Jan Švelch

Jan Švelch is a game production studies scholar based at Charles University, Faculty of Social Sciences. He is a member of the Prague Game Production Studies Group. His research interests include game production studies, industrial reflexivity, video game voice acting, paratextuality, monetization, and analog games such as Magic: The Gathering and Dungeons & Dragons. In 2018-2020, he was a post-doctoral researcher at the Centre of Excellence in Game Culture Studies at Tampere University. Besides research, he has more than fifteen years of experience as a freelance journalist covering video games and music for various Czech magazines, including the Metacritic-aggregated Level.

Tracked and Monetized: On the Interconnectedness of Game Monetization and Player Surveillance

FROG 2023 – Keynote

Freemium monetization and in-app purchases have added a new level of complexity to the relationship between players and developers as well as the task of maintaining and running games.

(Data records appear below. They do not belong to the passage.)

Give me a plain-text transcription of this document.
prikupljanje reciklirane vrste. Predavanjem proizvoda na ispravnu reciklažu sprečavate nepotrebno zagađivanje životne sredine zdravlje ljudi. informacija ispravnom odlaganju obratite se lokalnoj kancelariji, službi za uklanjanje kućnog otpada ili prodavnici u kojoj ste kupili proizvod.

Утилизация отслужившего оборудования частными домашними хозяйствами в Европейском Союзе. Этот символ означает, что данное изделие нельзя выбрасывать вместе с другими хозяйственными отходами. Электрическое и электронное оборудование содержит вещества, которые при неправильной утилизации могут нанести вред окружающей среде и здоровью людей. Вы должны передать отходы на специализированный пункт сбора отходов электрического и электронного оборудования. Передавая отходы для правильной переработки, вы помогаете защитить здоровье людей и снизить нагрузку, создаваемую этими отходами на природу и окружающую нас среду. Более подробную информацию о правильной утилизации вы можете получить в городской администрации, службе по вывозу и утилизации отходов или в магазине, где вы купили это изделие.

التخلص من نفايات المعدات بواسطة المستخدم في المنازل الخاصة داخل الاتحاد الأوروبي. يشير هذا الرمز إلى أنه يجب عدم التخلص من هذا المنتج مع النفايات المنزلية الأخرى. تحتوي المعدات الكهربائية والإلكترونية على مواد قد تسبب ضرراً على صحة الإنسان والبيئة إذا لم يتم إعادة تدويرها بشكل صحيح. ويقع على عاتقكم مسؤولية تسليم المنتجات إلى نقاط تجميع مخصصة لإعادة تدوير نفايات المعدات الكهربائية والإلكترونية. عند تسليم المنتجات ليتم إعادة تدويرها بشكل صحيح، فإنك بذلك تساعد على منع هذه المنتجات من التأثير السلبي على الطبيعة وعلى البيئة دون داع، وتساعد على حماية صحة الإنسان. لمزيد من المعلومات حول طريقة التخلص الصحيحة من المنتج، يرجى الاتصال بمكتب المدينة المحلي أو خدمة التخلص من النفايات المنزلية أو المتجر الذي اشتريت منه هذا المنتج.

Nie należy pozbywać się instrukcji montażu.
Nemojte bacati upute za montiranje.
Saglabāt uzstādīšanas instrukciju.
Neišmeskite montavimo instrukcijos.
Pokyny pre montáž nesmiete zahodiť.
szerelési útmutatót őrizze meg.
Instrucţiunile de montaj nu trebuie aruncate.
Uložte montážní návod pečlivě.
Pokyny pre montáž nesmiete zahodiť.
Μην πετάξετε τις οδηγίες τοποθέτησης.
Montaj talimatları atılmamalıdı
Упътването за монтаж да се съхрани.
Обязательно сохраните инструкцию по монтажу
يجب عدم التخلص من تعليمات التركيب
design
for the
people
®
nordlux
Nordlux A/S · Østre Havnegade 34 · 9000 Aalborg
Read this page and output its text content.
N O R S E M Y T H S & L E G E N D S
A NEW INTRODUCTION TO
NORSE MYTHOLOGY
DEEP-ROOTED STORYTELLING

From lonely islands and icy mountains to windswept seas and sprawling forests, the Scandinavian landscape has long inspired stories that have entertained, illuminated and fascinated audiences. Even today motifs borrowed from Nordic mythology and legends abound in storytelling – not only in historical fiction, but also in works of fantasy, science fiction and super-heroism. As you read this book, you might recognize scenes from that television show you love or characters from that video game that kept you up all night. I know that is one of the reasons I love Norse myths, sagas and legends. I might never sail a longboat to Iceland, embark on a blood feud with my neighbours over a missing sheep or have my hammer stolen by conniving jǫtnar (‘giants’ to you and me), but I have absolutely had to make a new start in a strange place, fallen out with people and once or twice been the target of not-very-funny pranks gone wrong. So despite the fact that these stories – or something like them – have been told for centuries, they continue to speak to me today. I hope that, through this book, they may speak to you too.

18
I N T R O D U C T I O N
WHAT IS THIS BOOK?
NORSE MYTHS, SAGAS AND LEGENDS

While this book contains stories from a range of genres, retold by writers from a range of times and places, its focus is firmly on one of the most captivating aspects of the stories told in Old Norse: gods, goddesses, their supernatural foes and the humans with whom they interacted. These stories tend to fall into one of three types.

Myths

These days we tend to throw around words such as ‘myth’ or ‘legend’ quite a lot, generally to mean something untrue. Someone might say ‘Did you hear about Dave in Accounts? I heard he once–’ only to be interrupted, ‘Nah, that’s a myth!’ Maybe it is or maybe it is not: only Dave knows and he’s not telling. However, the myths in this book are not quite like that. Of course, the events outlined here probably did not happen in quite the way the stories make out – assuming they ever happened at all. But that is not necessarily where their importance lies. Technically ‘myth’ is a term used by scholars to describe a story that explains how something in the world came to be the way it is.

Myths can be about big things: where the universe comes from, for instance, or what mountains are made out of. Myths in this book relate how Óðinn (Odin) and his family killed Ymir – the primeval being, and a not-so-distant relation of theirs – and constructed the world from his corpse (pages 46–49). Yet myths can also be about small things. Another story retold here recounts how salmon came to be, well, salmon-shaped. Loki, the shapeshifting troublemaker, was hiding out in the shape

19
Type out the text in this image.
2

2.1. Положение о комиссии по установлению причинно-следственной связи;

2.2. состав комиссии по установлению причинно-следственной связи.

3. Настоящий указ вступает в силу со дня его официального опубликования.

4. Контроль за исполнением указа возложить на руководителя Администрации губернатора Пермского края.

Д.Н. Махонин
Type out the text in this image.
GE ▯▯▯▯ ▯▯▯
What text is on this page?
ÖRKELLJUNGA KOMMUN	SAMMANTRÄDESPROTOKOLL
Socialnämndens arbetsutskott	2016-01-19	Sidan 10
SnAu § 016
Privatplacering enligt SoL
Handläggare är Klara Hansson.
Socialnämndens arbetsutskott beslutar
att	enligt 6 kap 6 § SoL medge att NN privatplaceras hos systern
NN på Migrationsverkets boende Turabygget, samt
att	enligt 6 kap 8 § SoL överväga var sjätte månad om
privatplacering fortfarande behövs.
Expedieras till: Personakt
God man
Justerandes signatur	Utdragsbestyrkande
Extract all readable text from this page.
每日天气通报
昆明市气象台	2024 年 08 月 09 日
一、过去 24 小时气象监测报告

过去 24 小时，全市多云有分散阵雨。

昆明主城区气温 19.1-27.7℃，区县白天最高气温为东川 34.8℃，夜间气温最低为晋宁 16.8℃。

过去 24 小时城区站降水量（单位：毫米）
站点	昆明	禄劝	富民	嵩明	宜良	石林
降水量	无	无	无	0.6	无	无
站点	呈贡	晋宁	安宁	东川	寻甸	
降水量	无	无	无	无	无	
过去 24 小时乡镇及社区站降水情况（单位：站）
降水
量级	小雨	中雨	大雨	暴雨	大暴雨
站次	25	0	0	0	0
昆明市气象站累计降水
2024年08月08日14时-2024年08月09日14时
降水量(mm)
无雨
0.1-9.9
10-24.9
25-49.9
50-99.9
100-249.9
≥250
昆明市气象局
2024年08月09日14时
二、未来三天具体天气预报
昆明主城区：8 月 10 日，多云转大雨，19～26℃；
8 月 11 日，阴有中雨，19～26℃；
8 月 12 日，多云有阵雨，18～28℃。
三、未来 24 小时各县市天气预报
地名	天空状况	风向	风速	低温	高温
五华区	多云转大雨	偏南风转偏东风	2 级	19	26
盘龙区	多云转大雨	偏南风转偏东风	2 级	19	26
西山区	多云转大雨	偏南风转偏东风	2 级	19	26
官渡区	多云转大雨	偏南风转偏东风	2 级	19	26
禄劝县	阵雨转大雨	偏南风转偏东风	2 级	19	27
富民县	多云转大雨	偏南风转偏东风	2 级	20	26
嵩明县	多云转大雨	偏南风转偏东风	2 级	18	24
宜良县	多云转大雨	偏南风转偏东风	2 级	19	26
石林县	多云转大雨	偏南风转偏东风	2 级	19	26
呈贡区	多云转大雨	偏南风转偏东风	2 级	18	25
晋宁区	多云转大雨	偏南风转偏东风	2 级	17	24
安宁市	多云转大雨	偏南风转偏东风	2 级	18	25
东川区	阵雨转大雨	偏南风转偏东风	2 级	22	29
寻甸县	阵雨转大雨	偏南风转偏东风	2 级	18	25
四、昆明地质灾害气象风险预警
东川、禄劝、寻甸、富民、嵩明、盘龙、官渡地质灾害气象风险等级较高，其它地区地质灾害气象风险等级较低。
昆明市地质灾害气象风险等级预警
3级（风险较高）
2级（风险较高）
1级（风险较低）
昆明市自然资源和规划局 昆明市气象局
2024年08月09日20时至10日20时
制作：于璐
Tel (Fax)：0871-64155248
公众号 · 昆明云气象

Prior to 2009 and 2011 when the App Store and Google Play Store, respectively, enabled in-app purchases, the dominant monetization model was a one-time premium payment, especially after arcade games had fallen out of favor in the early 1990s. This made the job of tracking business performance of games relatively simple, and developers and publishers did not have to care much about what happened after the sale of software. In-app purchases are generally predicated on online connectivity and establish a continuous loop of monetization, and thus a more long-term consumer-producer relationship. In this context, it is crucial for the game industry practitioners to know what players are doing in the game and how they are spending their time and money. In this keynote talk, I will explore the connections between game monetization and player surveillance, drawing on my two previous empirical research projects about the production context of video game monetization (including the job profiles of monetization-related professions) and the normalization of player surveillance through infographics. I will argue that monetization is driven by data obtained through game telemetries and distribution platforms, but that the industry intentionally obscures this relationship to the public as it is aware of the problematic dimensions of this type of value extraction. At the same time, the fact that game design and game governance are so strongly influenced by monetization-related quantitative indicators can be used by player communities to stage an effective protest against game companies, as was the case during the Dungeons & Dragons OGL announcement by Wizards of the Coast in January 2023.